One recent interesting case from PSERT featured a pediatric tracheostomy tube that was inserted upside down in surgery. The Bivona® brand tube is flexible throughout its cannula shaft. Prior to insertion of the trach, a rigid obturator with a blunt-tipped end is inserted in the flexible trach shaft to provide some rigidity during placement. In this instance, the obturator was inserted into the trach upside down (rotated 180 degrees). As the pediatric Bivona trach shaft is flexible, the tube conformed to the curve of the misinserted obturator. The trach was inserted into the patient (upside down). The mal-intubation was discovered post-operatively after ventilation difficulties were encountered. The tube was removed, rotated 180 degrees, and reinserted with good ventilation ability. This case provided feedback and education to the operating room staff, was applicable to all facets of the procedure, and identified areas for study and improvement.

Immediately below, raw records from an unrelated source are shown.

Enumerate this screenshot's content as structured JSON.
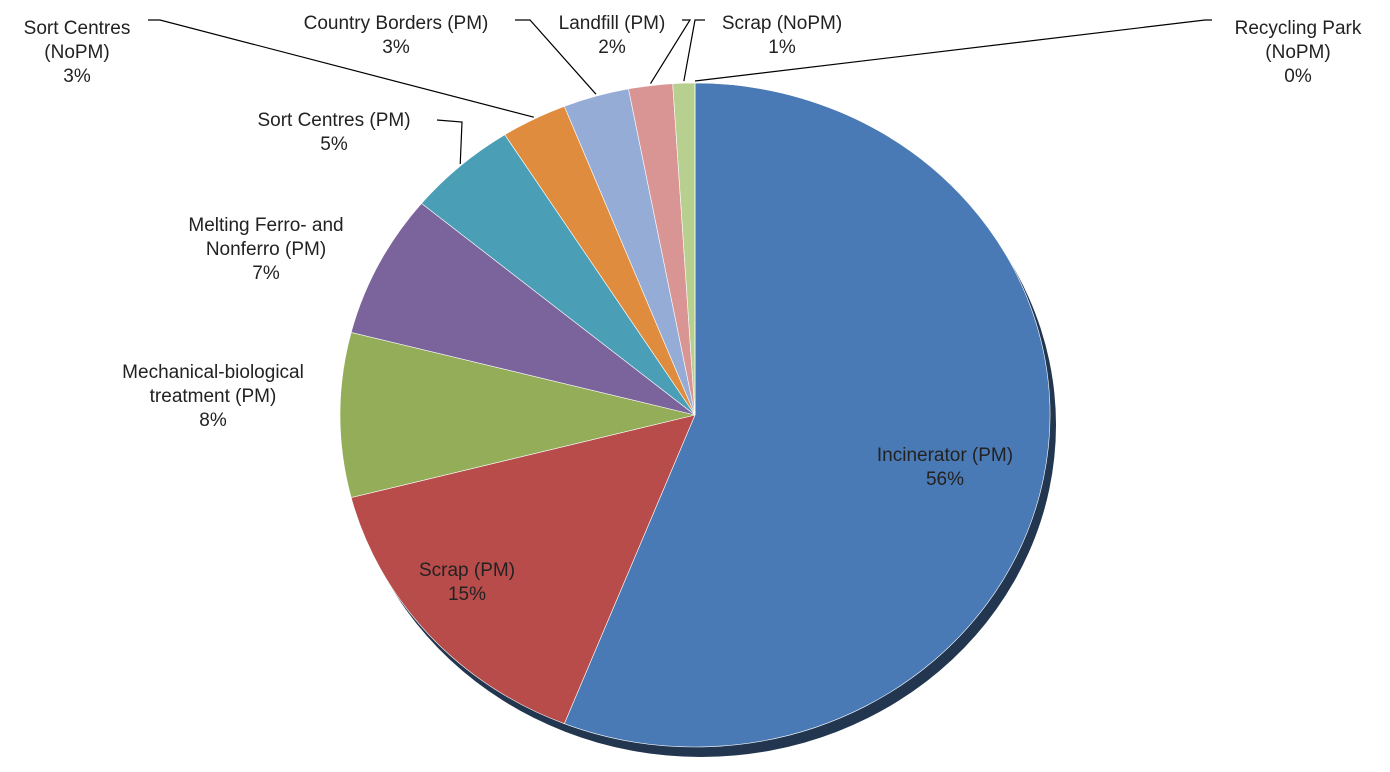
{
  "chart_data": {
    "type": "pie",
    "categories": [
      "Incinerator (PM)",
      "Scrap (PM)",
      "Mechanical-biological treatment (PM)",
      "Melting Ferro- and Nonferro (PM)",
      "Sort Centres (PM)",
      "Sort Centres (NoPM)",
      "Country Borders (PM)",
      "Landfill (PM)",
      "Scrap (NoPM)",
      "Recycling Park (NoPM)"
    ],
    "values": [
      56,
      15,
      8,
      7,
      5,
      3,
      3,
      2,
      1,
      0
    ],
    "value_labels": [
      "56%",
      "15%",
      "8%",
      "7%",
      "5%",
      "3%",
      "3%",
      "2%",
      "1%",
      "0%"
    ],
    "colors": [
      "#4a7ab5",
      "#b84c4a",
      "#93ad58",
      "#7b649b",
      "#4a9fb6",
      "#e08c3e",
      "#95add6",
      "#d99593",
      "#b7cf8f",
      "#a99ac4"
    ]
  }
}
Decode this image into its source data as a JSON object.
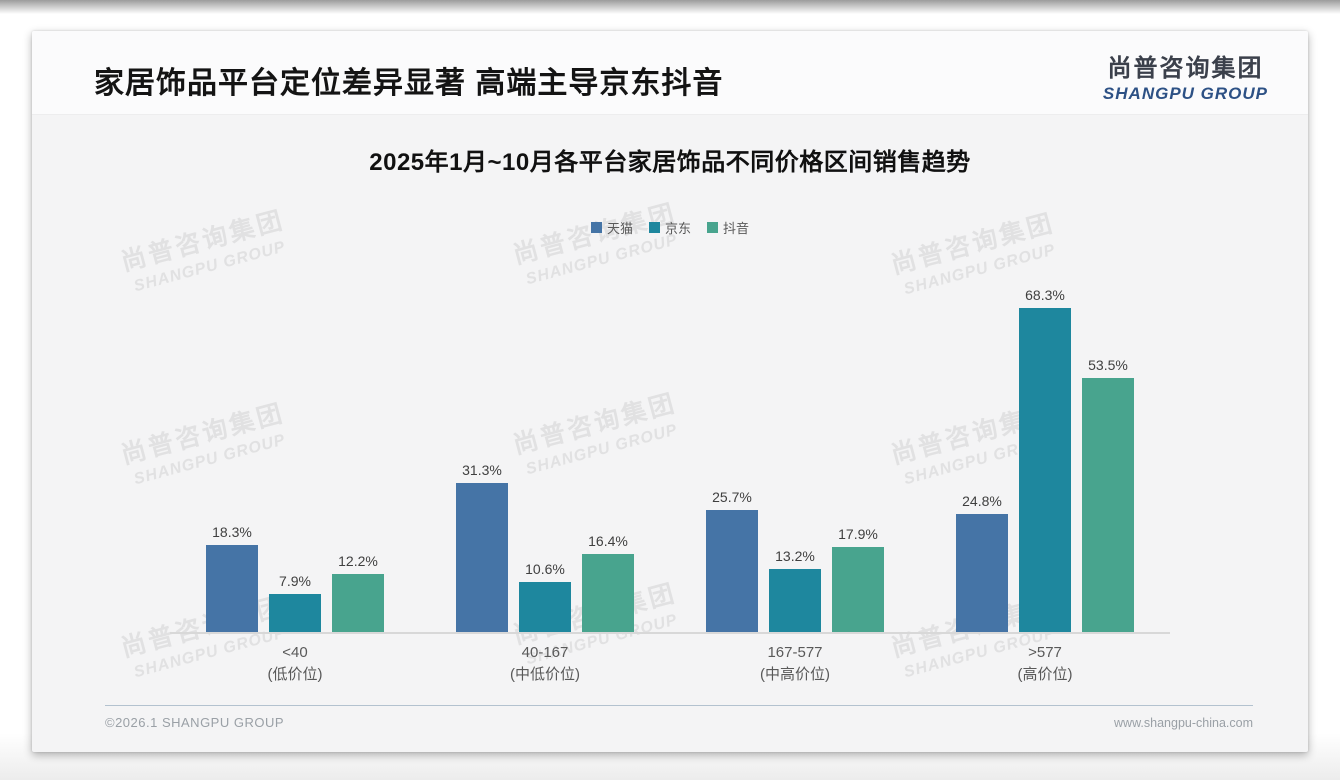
{
  "slide": {
    "title": "家居饰品平台定位差异显著 高端主导京东抖音",
    "logo": {
      "cn": "尚普咨询集团",
      "en": "SHANGPU GROUP"
    },
    "watermark": {
      "cn": "尚普咨询集团",
      "en": "SHANGPU GROUP"
    },
    "footer": {
      "left": "©2026.1 SHANGPU GROUP",
      "right": "www.shangpu-china.com"
    }
  },
  "chart_data": {
    "type": "bar",
    "title": "2025年1月~10月各平台家居饰品不同价格区间销售趋势",
    "categories": [
      {
        "range": "<40",
        "tier": "(低价位)"
      },
      {
        "range": "40-167",
        "tier": "(中低价位)"
      },
      {
        "range": "167-577",
        "tier": "(中高价位)"
      },
      {
        "range": ">577",
        "tier": "(高价位)"
      }
    ],
    "series": [
      {
        "name": "天猫",
        "color": "#4574a6",
        "values": [
          18.3,
          31.3,
          25.7,
          24.8
        ]
      },
      {
        "name": "京东",
        "color": "#1e879e",
        "values": [
          7.9,
          10.6,
          13.2,
          68.3
        ]
      },
      {
        "name": "抖音",
        "color": "#48a48e",
        "values": [
          12.2,
          16.4,
          17.9,
          53.5
        ]
      }
    ],
    "value_suffix": "%",
    "xlabel": "",
    "ylabel": "",
    "ylim": [
      0,
      73.7
    ],
    "grid": false,
    "legend_position": "top",
    "value_labels": true
  }
}
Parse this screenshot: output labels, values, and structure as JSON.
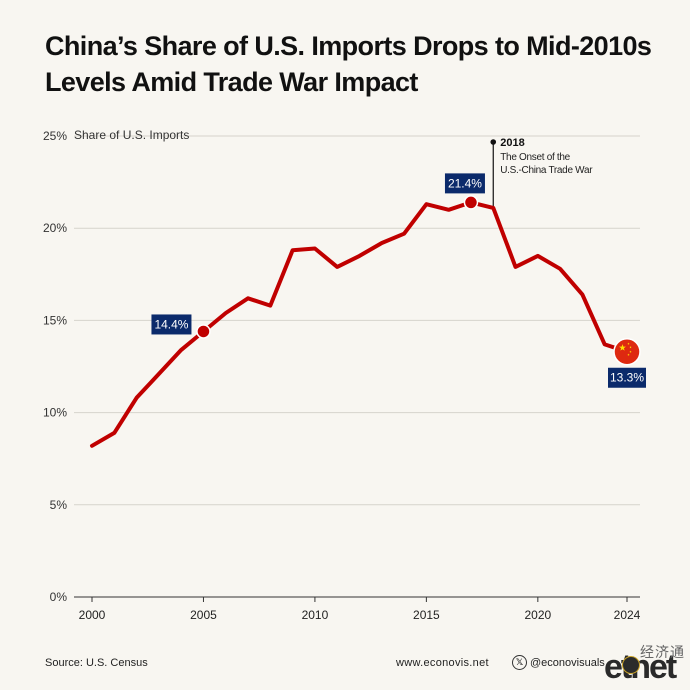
{
  "title": "China’s Share of U.S. Imports Drops to Mid-2010s Levels Amid Trade War Impact",
  "footer": {
    "source": "Source: U.S. Census",
    "website": "www.econovis.net",
    "social": "@econovisuals",
    "social_icon": "x-logo-icon"
  },
  "watermark": {
    "cn": "经济通",
    "en": "etnet"
  },
  "colors": {
    "line": "#c00000",
    "label_bg": "#0b2a6b",
    "flag_red": "#de2910",
    "flag_star": "#ffde00"
  },
  "chart_data": {
    "type": "line",
    "title": "China’s Share of U.S. Imports Drops to Mid-2010s Levels Amid Trade War Impact",
    "ylabel": "Share of U.S. Imports",
    "xlabel": "",
    "ylim": [
      0,
      25
    ],
    "xlim": [
      2000,
      2024
    ],
    "yticks": [
      0,
      5,
      10,
      15,
      20,
      25
    ],
    "ytick_labels": [
      "0%",
      "5%",
      "10%",
      "15%",
      "20%",
      "25%"
    ],
    "xticks": [
      2000,
      2005,
      2010,
      2015,
      2020,
      2024
    ],
    "xtick_labels": [
      "2000",
      "2005",
      "2010",
      "2015",
      "2020",
      "2024"
    ],
    "grid": true,
    "series": [
      {
        "x": [
          2000,
          2001,
          2002,
          2003,
          2004,
          2005,
          2006,
          2007,
          2008,
          2009,
          2010,
          2011,
          2012,
          2013,
          2014,
          2015,
          2016,
          2017,
          2018,
          2019,
          2020,
          2021,
          2022,
          2023,
          2024
        ],
        "values": [
          8.2,
          8.9,
          10.8,
          12.1,
          13.4,
          14.4,
          15.4,
          16.2,
          15.8,
          18.8,
          18.9,
          17.9,
          18.5,
          19.2,
          19.7,
          21.3,
          21.0,
          21.4,
          21.1,
          17.9,
          18.5,
          17.8,
          16.4,
          13.7,
          13.3
        ]
      }
    ],
    "highlights": [
      {
        "x": 2005,
        "y": 14.4,
        "label": "14.4%"
      },
      {
        "x": 2017,
        "y": 21.4,
        "label": "21.4%"
      },
      {
        "x": 2024,
        "y": 13.3,
        "label": "13.3%",
        "marker": "china-flag-icon"
      }
    ],
    "annotation": {
      "x": 2018,
      "year": "2018",
      "text": [
        "The Onset of the",
        "U.S.-China Trade War"
      ]
    }
  }
}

The PSERT has proven an effective tool for the Academy membership to report adverse events. Your continued participation and contributions will help strengthen its utility as we all work together toward the common goal of improving patient safety. We need YOU to contribute and share with us your experiences. For more information, please contact us at qualityimprovement@entnet.org.

References

1. Vila PM, Lewis S, Cunningham G, et al. A Novel Patient Safety Event Reporting Tool in Otolaryngology. Otolaryngol Neck Surg. 2017;157(1):117-122. doi:10.1177/0194599817700363.